E cosa accade quando un messaggio finisce davanti agli occhi delle persone a cui non era indirizzato? «Possono originarsi fenomeni di polarizzazione, utilizzo di linguaggi inappropriati, fino ai cosiddetti “flame” (che nel gergo di internet corrispondono a messaggi offensivi o provocatori, ndr) – risponde Comunello -. Per questo, le strategie comunicative devono comprendere anche una programmazione della gestione di eventuali difficoltà, come le critiche altrui. Chi non è abituato ad affrontarle potrebbe facilmente perdere la pazienza e rispondere con altrettanta arroganza, finendo solo per peggiorare la situazione e la sua immagine pubblica».
È bene ricordare, dunque, che la web reputation non sarà mai basata solo su ciò che scriviamo su di noi o attribuiamo alla nostra persona, ma anche sulle opinioni altrui. Per fortuna le situazioni più estreme possono essere risolte attraverso il diritto all’oblio, facendo rimuovere dal web quei contenuti ritenuti falsi o scorretti. Per tutelare questo diritto, riconosciuto anche dalla Corte di giustizia dell’Unione europea, è necessario avvalersi di una consulenza, come quella fornita dai legali di Consulcesi.

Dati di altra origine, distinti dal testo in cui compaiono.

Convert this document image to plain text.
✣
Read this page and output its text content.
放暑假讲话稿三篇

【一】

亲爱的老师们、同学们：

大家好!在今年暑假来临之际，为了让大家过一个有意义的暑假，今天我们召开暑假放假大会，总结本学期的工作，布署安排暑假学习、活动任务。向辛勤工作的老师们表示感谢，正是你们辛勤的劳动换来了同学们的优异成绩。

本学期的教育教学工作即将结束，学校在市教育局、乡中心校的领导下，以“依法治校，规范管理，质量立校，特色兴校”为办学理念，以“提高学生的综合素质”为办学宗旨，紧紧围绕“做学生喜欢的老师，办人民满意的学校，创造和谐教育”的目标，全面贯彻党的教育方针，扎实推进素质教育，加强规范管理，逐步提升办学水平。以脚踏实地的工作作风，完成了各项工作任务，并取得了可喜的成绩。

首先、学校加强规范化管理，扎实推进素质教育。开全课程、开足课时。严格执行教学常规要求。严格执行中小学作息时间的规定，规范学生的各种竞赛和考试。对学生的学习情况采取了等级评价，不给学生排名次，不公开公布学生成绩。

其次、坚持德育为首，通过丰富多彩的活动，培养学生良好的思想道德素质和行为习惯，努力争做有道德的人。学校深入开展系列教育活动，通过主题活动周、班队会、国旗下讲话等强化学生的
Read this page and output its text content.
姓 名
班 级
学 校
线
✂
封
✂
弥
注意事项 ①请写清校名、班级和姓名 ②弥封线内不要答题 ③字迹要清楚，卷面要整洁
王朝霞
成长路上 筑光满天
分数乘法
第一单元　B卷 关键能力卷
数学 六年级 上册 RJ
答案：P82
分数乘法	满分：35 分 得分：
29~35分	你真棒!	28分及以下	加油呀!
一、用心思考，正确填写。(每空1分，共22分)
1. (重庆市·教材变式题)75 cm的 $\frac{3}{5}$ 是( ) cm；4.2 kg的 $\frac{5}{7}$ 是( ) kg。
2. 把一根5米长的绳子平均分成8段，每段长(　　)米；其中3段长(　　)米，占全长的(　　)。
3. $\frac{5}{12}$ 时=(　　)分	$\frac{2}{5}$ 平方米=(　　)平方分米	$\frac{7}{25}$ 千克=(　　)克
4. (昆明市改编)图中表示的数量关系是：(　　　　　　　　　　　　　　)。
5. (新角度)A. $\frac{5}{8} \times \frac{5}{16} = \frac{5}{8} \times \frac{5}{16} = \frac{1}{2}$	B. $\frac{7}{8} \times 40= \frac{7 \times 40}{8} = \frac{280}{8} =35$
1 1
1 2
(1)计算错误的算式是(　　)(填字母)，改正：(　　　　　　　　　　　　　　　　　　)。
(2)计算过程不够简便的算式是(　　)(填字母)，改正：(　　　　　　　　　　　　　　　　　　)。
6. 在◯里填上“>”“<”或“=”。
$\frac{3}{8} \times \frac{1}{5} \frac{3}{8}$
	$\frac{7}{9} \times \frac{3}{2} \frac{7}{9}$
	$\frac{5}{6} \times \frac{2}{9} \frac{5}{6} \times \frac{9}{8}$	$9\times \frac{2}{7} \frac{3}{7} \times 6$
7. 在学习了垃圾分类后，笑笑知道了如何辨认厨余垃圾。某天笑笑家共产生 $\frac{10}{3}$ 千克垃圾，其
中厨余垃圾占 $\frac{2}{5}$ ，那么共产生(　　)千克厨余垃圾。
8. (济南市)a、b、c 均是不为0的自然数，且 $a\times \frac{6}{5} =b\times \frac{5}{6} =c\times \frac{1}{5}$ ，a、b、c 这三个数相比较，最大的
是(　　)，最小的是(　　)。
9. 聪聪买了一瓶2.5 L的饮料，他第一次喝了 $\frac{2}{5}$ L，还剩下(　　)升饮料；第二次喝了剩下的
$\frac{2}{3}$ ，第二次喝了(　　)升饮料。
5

Un diritto per se stessi, ma anche un dovere nei confronti dei propri pazienti che potrebbero essere vittime inconsapevoli di scelte comunicative sbagliate. «Per questo – suggerisce la docente – è meglio fare molta attenzione nel citare casi clinici. Pur non utilizzando riferimenti espliciti, il paziente potrebbe ugualmente identificarsi o temere di essere identificato dai suoi conoscenti. Una situazione di imbarazzo che – conclude la professoressa – potrebbe indurre lo stesso individuo a preferire uno specialista “meno social”».